Now, necromancy that affects souls can be much more powerful, because you're no longer constrained to the limited kind of intelligence that emerges from the combination of whatever is intrinsically programmed into the spell you cast and instincts and muscle memory. Reanimated ensouled dead are just people, kind of. People who are bound to the ones who raised them, and who live inside a body that no longer functions biologically and which is decaying more and more over time, but people. And the presence of a soul means they can use magic, which merely reanimated corpses cannot do. But overall it is terribly unethical to use, of course, since you are not only mind controlling someone but also preventing them from moving on to their afterlife.

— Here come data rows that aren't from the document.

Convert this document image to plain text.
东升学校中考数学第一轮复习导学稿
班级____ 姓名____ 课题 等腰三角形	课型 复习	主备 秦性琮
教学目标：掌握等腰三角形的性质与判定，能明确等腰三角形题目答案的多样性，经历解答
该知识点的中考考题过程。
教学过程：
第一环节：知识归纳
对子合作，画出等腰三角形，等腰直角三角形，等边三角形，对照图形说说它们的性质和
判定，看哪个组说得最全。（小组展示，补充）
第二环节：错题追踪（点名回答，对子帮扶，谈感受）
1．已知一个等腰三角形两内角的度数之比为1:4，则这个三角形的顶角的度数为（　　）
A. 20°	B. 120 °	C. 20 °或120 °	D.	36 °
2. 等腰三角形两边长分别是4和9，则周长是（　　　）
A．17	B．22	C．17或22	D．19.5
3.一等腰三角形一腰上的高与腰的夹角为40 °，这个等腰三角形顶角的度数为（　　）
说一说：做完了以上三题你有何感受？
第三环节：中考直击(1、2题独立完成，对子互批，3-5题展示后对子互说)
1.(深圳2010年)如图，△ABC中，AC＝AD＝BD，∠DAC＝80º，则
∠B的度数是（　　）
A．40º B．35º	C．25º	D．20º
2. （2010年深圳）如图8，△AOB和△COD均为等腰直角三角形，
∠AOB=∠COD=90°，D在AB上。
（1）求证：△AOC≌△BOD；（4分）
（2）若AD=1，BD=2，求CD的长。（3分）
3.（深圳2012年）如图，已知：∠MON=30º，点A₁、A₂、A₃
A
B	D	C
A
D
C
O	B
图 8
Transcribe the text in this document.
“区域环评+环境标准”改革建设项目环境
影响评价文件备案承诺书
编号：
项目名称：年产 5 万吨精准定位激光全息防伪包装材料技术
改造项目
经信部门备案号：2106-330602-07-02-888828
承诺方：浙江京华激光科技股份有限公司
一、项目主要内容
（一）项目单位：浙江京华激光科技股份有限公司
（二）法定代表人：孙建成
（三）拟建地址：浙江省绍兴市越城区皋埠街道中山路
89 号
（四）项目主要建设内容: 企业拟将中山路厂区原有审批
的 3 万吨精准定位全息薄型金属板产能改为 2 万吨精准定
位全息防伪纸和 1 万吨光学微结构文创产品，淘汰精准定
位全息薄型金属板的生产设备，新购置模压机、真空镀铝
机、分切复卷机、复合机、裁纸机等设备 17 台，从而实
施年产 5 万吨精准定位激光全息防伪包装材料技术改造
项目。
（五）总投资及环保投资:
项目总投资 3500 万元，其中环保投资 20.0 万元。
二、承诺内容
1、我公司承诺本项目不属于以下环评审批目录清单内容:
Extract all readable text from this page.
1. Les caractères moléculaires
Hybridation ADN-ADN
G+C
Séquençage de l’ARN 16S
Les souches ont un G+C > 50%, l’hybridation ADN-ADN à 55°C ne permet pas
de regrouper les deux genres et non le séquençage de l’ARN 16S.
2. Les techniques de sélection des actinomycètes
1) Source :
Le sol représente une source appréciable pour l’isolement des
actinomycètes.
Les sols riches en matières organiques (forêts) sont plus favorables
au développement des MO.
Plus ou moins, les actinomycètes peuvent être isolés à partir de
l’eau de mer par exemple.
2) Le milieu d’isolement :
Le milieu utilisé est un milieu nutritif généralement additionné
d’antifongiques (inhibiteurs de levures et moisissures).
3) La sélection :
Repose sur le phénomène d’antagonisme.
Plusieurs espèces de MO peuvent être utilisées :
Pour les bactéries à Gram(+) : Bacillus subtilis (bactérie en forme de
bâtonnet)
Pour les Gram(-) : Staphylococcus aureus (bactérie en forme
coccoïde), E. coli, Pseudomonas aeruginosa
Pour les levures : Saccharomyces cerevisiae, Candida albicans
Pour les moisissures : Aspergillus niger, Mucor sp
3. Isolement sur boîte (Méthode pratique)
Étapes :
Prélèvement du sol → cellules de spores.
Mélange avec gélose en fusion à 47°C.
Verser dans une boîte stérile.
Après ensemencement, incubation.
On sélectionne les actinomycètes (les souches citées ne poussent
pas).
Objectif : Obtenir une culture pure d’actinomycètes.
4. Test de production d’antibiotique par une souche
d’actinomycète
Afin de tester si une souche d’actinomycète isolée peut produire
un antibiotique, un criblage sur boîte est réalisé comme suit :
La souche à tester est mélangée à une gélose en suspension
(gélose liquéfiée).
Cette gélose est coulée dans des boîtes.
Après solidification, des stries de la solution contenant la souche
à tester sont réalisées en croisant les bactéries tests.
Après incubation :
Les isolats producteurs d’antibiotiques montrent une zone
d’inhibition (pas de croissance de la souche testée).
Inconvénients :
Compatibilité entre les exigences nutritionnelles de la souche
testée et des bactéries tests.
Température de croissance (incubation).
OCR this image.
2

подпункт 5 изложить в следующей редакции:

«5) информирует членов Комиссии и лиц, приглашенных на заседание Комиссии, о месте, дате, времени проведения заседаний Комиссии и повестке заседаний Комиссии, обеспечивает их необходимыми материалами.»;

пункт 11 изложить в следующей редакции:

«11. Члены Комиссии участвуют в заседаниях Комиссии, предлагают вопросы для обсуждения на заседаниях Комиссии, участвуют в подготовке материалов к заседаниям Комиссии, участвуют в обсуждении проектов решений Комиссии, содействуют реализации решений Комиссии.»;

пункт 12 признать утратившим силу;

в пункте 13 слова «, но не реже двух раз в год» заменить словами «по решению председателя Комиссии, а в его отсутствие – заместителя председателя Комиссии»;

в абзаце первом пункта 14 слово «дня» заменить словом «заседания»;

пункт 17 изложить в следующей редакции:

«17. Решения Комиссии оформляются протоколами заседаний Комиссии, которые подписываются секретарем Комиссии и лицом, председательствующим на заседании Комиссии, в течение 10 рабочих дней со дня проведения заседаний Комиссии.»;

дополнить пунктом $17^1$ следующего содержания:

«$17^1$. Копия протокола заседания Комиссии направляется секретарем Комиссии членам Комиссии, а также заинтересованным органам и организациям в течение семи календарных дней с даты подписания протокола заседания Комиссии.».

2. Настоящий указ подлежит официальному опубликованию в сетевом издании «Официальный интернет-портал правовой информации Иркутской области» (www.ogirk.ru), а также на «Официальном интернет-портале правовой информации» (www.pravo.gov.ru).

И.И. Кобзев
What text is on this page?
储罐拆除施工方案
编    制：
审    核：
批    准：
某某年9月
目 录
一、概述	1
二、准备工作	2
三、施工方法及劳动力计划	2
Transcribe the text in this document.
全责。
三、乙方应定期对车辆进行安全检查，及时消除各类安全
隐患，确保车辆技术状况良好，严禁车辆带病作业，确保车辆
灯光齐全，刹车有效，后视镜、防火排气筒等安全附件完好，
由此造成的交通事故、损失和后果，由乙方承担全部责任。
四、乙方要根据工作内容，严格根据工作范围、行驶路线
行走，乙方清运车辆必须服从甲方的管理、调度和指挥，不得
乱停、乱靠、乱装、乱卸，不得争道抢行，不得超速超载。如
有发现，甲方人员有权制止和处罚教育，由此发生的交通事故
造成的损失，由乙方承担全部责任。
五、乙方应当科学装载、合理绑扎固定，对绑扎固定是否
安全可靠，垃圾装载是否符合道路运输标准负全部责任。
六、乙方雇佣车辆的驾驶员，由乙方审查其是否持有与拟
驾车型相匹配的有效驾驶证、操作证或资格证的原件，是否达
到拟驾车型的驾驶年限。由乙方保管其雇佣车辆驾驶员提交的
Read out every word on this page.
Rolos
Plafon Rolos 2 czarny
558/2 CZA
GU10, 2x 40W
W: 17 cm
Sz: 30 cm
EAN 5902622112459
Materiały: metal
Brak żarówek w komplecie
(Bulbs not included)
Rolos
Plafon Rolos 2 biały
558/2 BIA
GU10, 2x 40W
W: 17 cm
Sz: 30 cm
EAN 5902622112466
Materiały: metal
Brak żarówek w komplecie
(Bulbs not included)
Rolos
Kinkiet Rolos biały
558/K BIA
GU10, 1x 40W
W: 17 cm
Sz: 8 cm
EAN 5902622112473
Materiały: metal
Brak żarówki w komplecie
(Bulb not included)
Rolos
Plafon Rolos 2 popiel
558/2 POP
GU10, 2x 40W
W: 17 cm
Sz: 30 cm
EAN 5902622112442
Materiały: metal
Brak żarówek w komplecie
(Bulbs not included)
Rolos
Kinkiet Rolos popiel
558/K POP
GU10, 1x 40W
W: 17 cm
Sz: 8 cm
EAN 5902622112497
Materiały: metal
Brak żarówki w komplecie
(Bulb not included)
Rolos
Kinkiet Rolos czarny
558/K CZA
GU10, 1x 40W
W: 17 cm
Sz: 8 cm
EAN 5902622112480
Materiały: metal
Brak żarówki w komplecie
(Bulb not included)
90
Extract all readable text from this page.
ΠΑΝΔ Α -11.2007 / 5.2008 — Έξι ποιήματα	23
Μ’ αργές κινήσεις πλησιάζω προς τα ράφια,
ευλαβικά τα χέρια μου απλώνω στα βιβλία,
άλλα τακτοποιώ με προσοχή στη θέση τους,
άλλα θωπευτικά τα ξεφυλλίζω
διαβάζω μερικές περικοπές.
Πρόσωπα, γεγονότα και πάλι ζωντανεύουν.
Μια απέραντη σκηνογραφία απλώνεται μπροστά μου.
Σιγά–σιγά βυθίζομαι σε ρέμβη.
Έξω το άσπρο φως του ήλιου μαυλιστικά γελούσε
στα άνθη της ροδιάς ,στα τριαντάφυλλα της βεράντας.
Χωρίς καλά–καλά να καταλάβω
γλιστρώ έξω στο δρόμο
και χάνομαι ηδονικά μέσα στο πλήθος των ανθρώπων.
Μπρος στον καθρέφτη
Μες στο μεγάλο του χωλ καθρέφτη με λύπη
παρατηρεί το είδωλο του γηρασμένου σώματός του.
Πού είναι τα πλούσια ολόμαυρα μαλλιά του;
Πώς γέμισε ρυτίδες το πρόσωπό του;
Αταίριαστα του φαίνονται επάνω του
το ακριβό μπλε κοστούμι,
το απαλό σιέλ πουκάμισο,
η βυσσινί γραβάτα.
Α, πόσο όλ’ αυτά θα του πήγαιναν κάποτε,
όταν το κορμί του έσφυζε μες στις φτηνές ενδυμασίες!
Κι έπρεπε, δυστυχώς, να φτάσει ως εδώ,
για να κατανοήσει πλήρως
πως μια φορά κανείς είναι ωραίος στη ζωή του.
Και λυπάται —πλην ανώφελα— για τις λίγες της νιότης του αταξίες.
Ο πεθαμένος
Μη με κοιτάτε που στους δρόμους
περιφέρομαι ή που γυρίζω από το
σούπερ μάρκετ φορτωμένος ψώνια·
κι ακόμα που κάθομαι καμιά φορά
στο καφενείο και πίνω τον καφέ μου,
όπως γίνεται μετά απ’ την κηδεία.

(Kind of. It's not forbidden to do soul-affecting necromancy to, say, a chicken. Chickens don't go to afterlives. It's just that, since the techniques used to reanimate and reensoul a chicken are not distinct in kind from the techniques one would use for sapients, it is extremely frowned upon.)
Anyway all of this is to say that the very basic Raise Zombie spell that everyone learns almost as an afterthought at the College creates very weak, very stupid zombies. But the upside is that it is much faster to cast than the kinds of complicated reanimation spells these necromancers tend to prefer, and whenever one of them is taken down they become a weak zombie that will nevertheless be harassing their erstwhile friends from their own side.
It's horrible, actually, from a psychological and emotional perspective. Ruby frankly thinks he'd be traumatised if, say, Onmund died and immediately got raised as a mindless zombie to attack him, no matter how weak he was. He's not sure if these necromancers have built some kind of resilience to this but Ruby would not be okay if something like that happened to him.